Unraveling The Mystery Of Dyslexia Through Genetic Research
June 14, 2013

Unraveling The Mystery Of Dyslexia Through Genetic Research

April Flowers for redOrbit.com - Your Universe Online

Many students are not diagnosed with dyslexia and other learning disabilities until high school, making treatments less effective. A new study of the genetic origins of these conditions by the Yale School of Medicine could allow for earlier diagnoses and more successful interventions.

The research team, led by Jeffrey R. Gruen, MD, professor of pediatrics, genetics and investigative medicine at Yale, analyzed data from more than 10,000 children born in 1991-1992. The children were part of the Avon Longitudinal Study of Parents and Children (ALSPAC) conducted by investigators at the University of Bristol in the UK.

The ALSPAC data was used to unravel the genetic components of reading and verbal language. During this process, the team identified genetic variants that can predispose children to dyslexia and language impairment. Understanding this predisposition increases the likelihood of earlier diagnosis and more effective treatments.

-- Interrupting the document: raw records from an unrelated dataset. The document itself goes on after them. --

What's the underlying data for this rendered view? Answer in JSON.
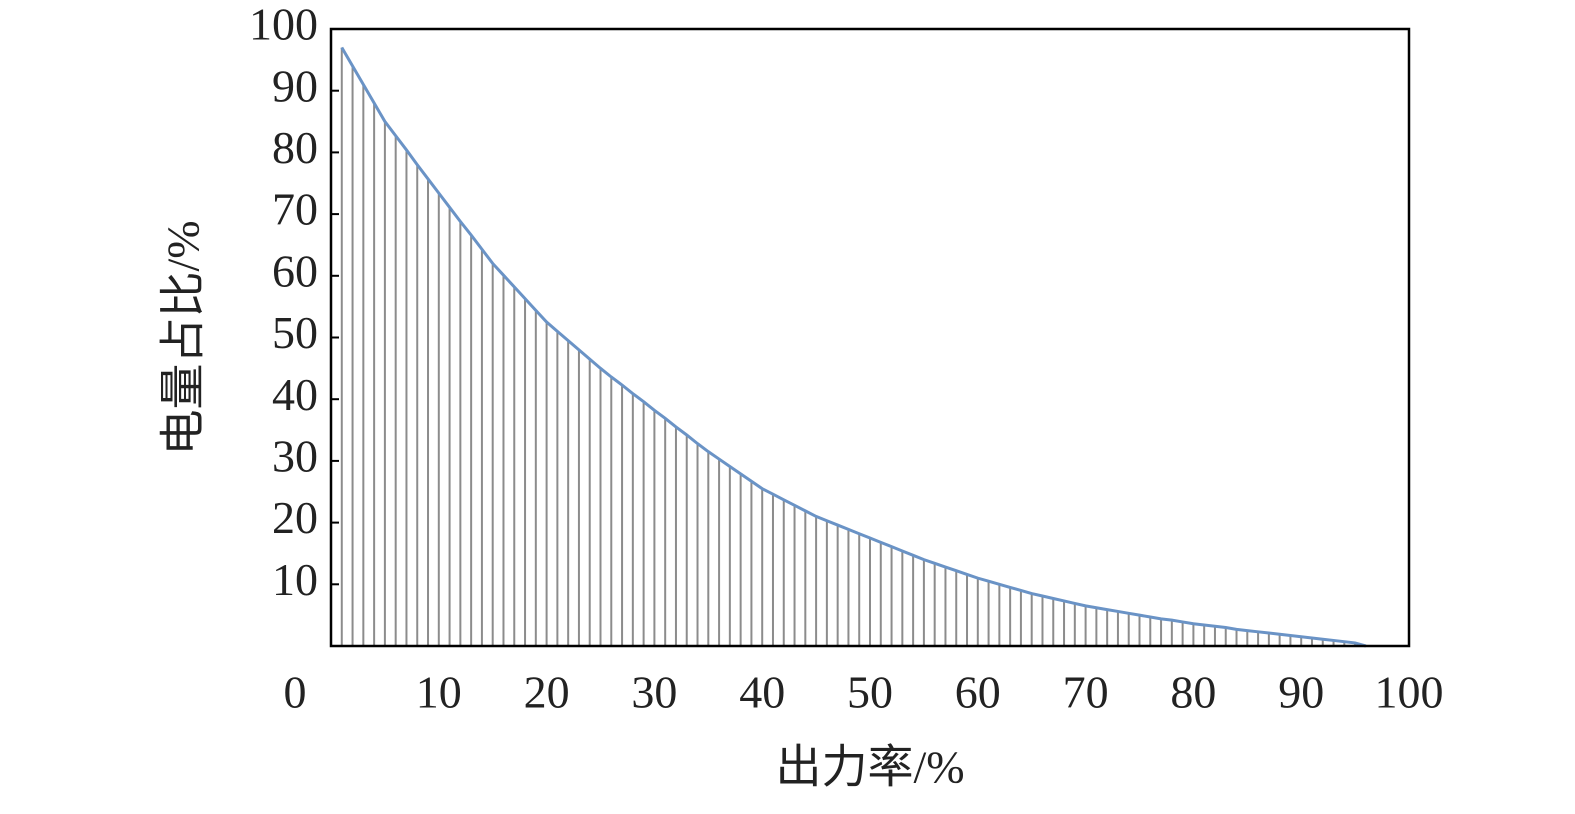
{
  "chart_data": {
    "type": "line",
    "xlabel": "出力率/%",
    "ylabel": "电量占比/%",
    "origin_label": "0",
    "x": [
      1,
      2,
      3,
      4,
      5,
      6,
      7,
      8,
      9,
      10,
      11,
      12,
      13,
      14,
      15,
      16,
      17,
      18,
      19,
      20,
      21,
      22,
      23,
      24,
      25,
      26,
      27,
      28,
      29,
      30,
      31,
      32,
      33,
      34,
      35,
      36,
      37,
      38,
      39,
      40,
      41,
      42,
      43,
      44,
      45,
      46,
      47,
      48,
      49,
      50,
      51,
      52,
      53,
      54,
      55,
      56,
      57,
      58,
      59,
      60,
      61,
      62,
      63,
      64,
      65,
      66,
      67,
      68,
      69,
      70,
      71,
      72,
      73,
      74,
      75,
      76,
      77,
      78,
      79,
      80,
      81,
      82,
      83,
      84,
      85,
      86,
      87,
      88,
      89,
      90,
      91,
      92,
      93,
      94,
      95,
      96
    ],
    "values": [
      97,
      94,
      91,
      88,
      85,
      82.7,
      80.4,
      78,
      75.7,
      73.4,
      71.1,
      68.8,
      66.6,
      64.3,
      62,
      60.1,
      58.2,
      56.3,
      54.4,
      52.5,
      51,
      49.5,
      48,
      46.5,
      45,
      43.6,
      42.3,
      40.9,
      39.6,
      38.2,
      36.9,
      35.5,
      34.2,
      32.8,
      31.5,
      30.3,
      29.1,
      27.9,
      26.7,
      25.5,
      24.6,
      23.7,
      22.8,
      21.9,
      21,
      20.3,
      19.6,
      18.9,
      18.2,
      17.5,
      16.8,
      16.1,
      15.4,
      14.7,
      14,
      13.4,
      12.8,
      12.2,
      11.6,
      11,
      10.5,
      10,
      9.5,
      9,
      8.5,
      8.1,
      7.7,
      7.3,
      6.9,
      6.5,
      6.2,
      5.9,
      5.6,
      5.3,
      5,
      4.7,
      4.4,
      4.2,
      3.9,
      3.6,
      3.4,
      3.2,
      3,
      2.7,
      2.5,
      2.3,
      2.1,
      1.9,
      1.7,
      1.5,
      1.3,
      1.1,
      0.9,
      0.7,
      0.5,
      0
    ],
    "color": "#6a93c6",
    "drop_line_color": "#8c8c8c",
    "drop_lines": true,
    "xlim": [
      0,
      100
    ],
    "ylim": [
      0,
      100
    ],
    "xticks": [
      10,
      20,
      30,
      40,
      50,
      60,
      70,
      80,
      90,
      100
    ],
    "yticks": [
      10,
      20,
      30,
      40,
      50,
      60,
      70,
      80,
      90,
      100
    ]
  }
}
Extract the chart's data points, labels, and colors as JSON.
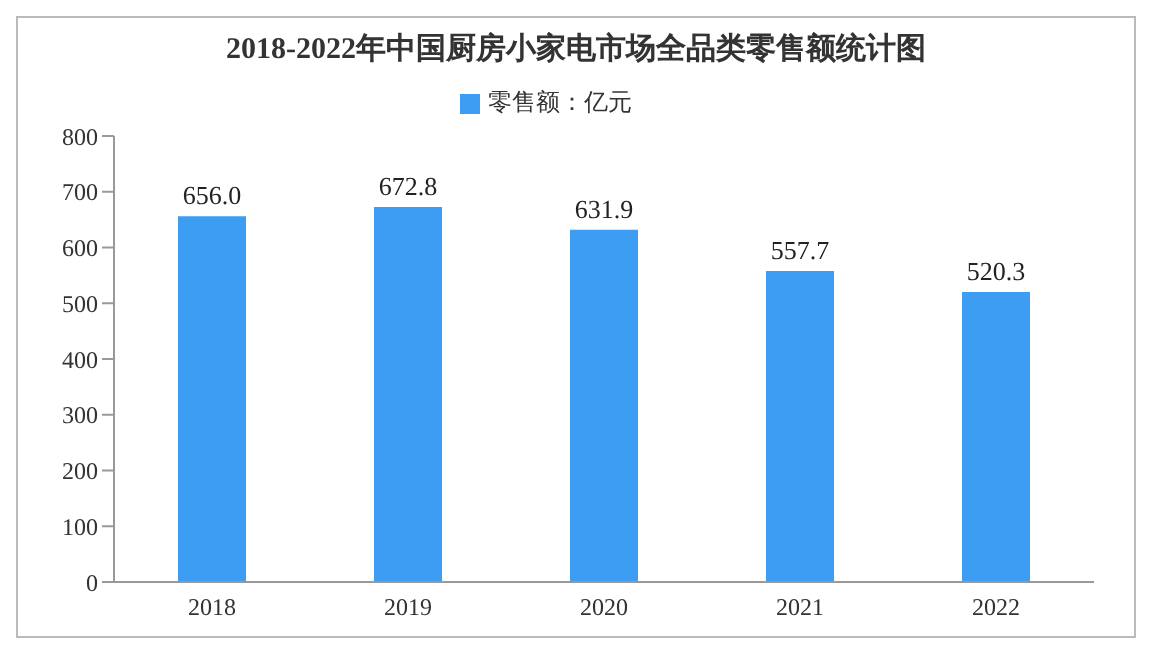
{
  "chart_data": {
    "type": "bar",
    "title": "2018-2022年中国厨房小家电市场全品类零售额统计图",
    "categories": [
      "2018",
      "2019",
      "2020",
      "2021",
      "2022"
    ],
    "series": [
      {
        "name": "零售额：亿元",
        "color": "#3d9df2",
        "values": [
          656.0,
          672.8,
          631.9,
          557.7,
          520.3
        ]
      }
    ],
    "value_labels": [
      "656.0",
      "672.8",
      "631.9",
      "557.7",
      "520.3"
    ],
    "ylim": [
      0,
      800
    ],
    "yticks": [
      0,
      100,
      200,
      300,
      400,
      500,
      600,
      700,
      800
    ],
    "grid": false,
    "legend": "top"
  }
}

The development of reading and verbal language skills is difficult with dyslexia and language impairment, which are both common learning disabilities. Both of these disabilities are known to have significant genetic components, but until now determining the root cause had been difficult.

Prior research by Gruen and his team revealed that dopamine-related genes ANKK1 and DRD2 are involved in language processing. Further studies showed prenatal exposure to nicotine has a strong negative effect on both reading and language processing, as well as identifying a gene called DCDC2 that is linked to dyslexia.

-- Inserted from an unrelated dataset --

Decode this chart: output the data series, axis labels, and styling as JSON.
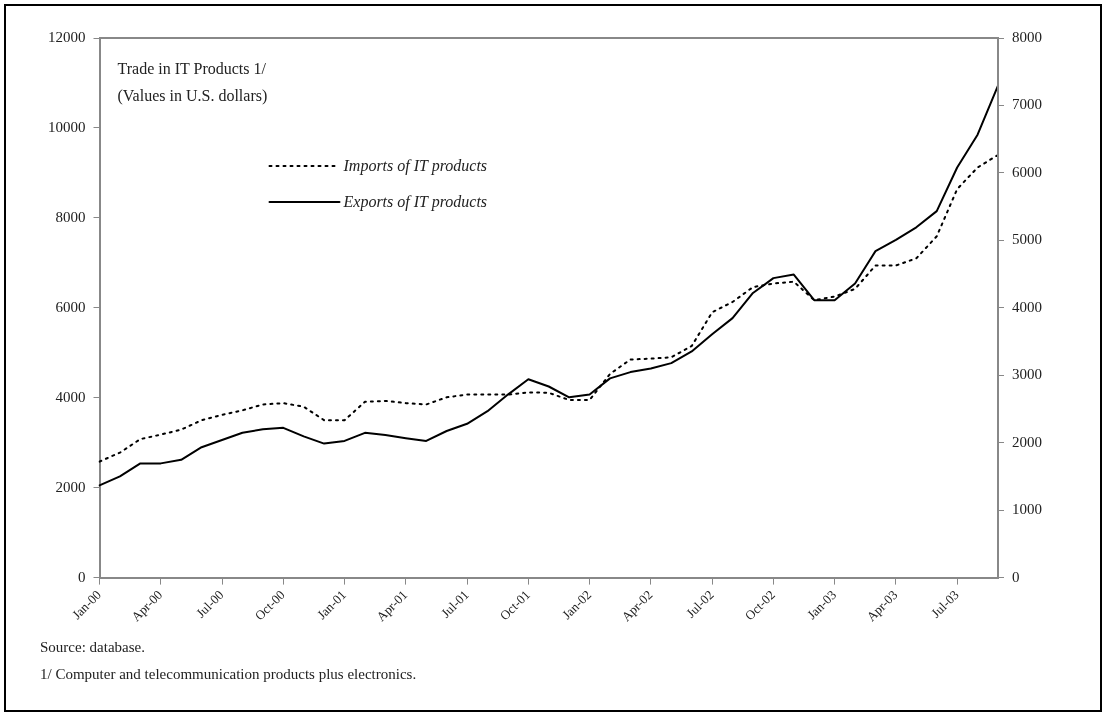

The current study looked deeper within the DCDC2 gene, attempting to pinpoint the specific parts of the gene responsible for dyslexia and language impairment. Within the DCDC2 gene, the team found that some variants of a gene regulator called READ1 (regulatory element associated with dyslexia1) are associated with problems in reading performance while other variants are strongly associated with problems in verbal language performance.

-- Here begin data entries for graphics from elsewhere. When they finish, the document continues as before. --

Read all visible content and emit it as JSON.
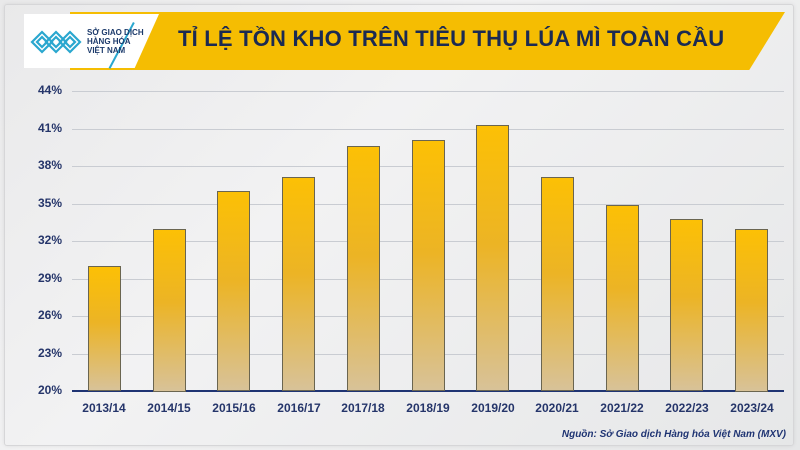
{
  "header": {
    "logo_lines": [
      "SỞ GIAO DỊCH",
      "HÀNG HÓA",
      "VIỆT NAM"
    ],
    "title": "TỈ LỆ TỒN KHO TRÊN TIÊU THỤ LÚA MÌ TOÀN CẦU"
  },
  "colors": {
    "banner": "#f5bd02",
    "title_text": "#1b2a52",
    "bar_top": "#fcc005",
    "bar_bottom": "#d8c298",
    "axis": "#1f3473",
    "logo_accent": "#2aa7cf"
  },
  "footer": {
    "source": "Nguồn: Sở Giao dịch Hàng hóa Việt Nam (MXV)"
  },
  "chart_data": {
    "type": "bar",
    "title": "TỈ LỆ TỒN KHO TRÊN TIÊU THỤ LÚA MÌ TOÀN CẦU",
    "xlabel": "",
    "ylabel": "",
    "categories": [
      "2013/14",
      "2014/15",
      "2015/16",
      "2016/17",
      "2017/18",
      "2018/19",
      "2019/20",
      "2020/21",
      "2021/22",
      "2022/23",
      "2023/24"
    ],
    "values": [
      30.0,
      33.0,
      36.0,
      37.1,
      39.6,
      40.1,
      41.3,
      37.1,
      34.9,
      33.8,
      33.0
    ],
    "unit": "%",
    "ylim": [
      20,
      44
    ],
    "yticks": [
      "20%",
      "23%",
      "26%",
      "29%",
      "32%",
      "35%",
      "38%",
      "41%",
      "44%"
    ],
    "grid": true,
    "legend": "none"
  }
}
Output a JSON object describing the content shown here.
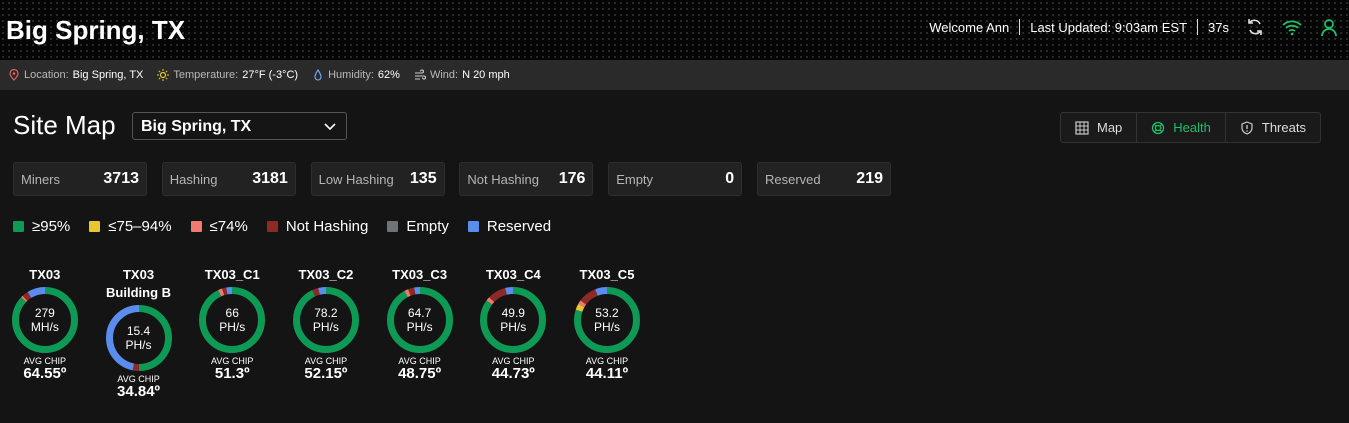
{
  "header": {
    "title": "Big Spring, TX",
    "welcome": "Welcome Ann",
    "last_updated": "Last Updated: 9:03am EST",
    "timer": "37s"
  },
  "conditions": [
    {
      "label": "Location:",
      "value": "Big Spring, TX"
    },
    {
      "label": "Temperature:",
      "value": "27°F (-3°C)"
    },
    {
      "label": "Humidity:",
      "value": "62%"
    },
    {
      "label": "Wind:",
      "value": "N 20 mph"
    }
  ],
  "site_map": {
    "title": "Site Map",
    "selector": "Big Spring, TX",
    "tabs": [
      "Map",
      "Health",
      "Threats"
    ],
    "active_tab": 1
  },
  "stats": [
    {
      "label": "Miners",
      "value": 3713
    },
    {
      "label": "Hashing",
      "value": 3181
    },
    {
      "label": "Low Hashing",
      "value": 135
    },
    {
      "label": "Not Hashing",
      "value": 176
    },
    {
      "label": "Empty",
      "value": 0
    },
    {
      "label": "Reserved",
      "value": 219
    }
  ],
  "legend": [
    {
      "label": "≥95%",
      "color": "#0e9a55"
    },
    {
      "label": "≤75–94%",
      "color": "#e8c630"
    },
    {
      "label": "≤74%",
      "color": "#ef7a70"
    },
    {
      "label": "Not Hashing",
      "color": "#8c2a25"
    },
    {
      "label": "Empty",
      "color": "#6f7378"
    },
    {
      "label": "Reserved",
      "color": "#5b8def"
    }
  ],
  "avg_chip_label": "AVG CHIP",
  "sites": [
    {
      "name": "TX03",
      "hashrate": 279,
      "unit": "MH/s",
      "avg_chip": "64.55º",
      "segments": [
        87,
        0,
        1,
        3,
        0,
        9
      ]
    },
    {
      "name": "TX03 Building B",
      "hashrate": 15.4,
      "unit": "PH/s",
      "avg_chip": "34.84º",
      "segments": [
        50,
        0,
        0,
        3,
        0,
        47
      ]
    },
    {
      "name": "TX03_C1",
      "hashrate": 66,
      "unit": "PH/s",
      "avg_chip": "51.3º",
      "segments": [
        93,
        0,
        2,
        2,
        0,
        3
      ]
    },
    {
      "name": "TX03_C2",
      "hashrate": 78.2,
      "unit": "PH/s",
      "avg_chip": "52.15º",
      "segments": [
        93,
        0,
        0,
        3,
        0,
        4
      ]
    },
    {
      "name": "TX03_C3",
      "hashrate": 64.7,
      "unit": "PH/s",
      "avg_chip": "48.75º",
      "segments": [
        92,
        0,
        2,
        3,
        0,
        3
      ]
    },
    {
      "name": "TX03_C4",
      "hashrate": 49.9,
      "unit": "PH/s",
      "avg_chip": "44.73º",
      "segments": [
        85,
        0,
        2,
        9,
        0,
        4
      ]
    },
    {
      "name": "TX03_C5",
      "hashrate": 53.2,
      "unit": "PH/s",
      "avg_chip": "44.11º",
      "segments": [
        80,
        3,
        2,
        9,
        0,
        6
      ]
    }
  ]
}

According to Gruen, these variants interact with a second dyslexia risk gene called KIAA0319. "When you have risk variants in both READ1 and KIAA0319, it can have a multiplier effect on measures of reading, language, and IQ," he said. "People who have these variants have a substantially increased likelihood of developing dyslexia or language impairment.

"These findings are helping us to identify the pathways for fluent reading, the components of those pathways; and how they interact," said Gruen. "We now hope to be able to offer a pre-symptomatic diagnostic panel, so we can identify children at risk before they get into trouble at school. Almost three-quarters of these children will be reading at grade level if they get early intervention, and we know that intervention can have a positive lasting effect."

The findings of this study were published in the American Journal of Human Genetics.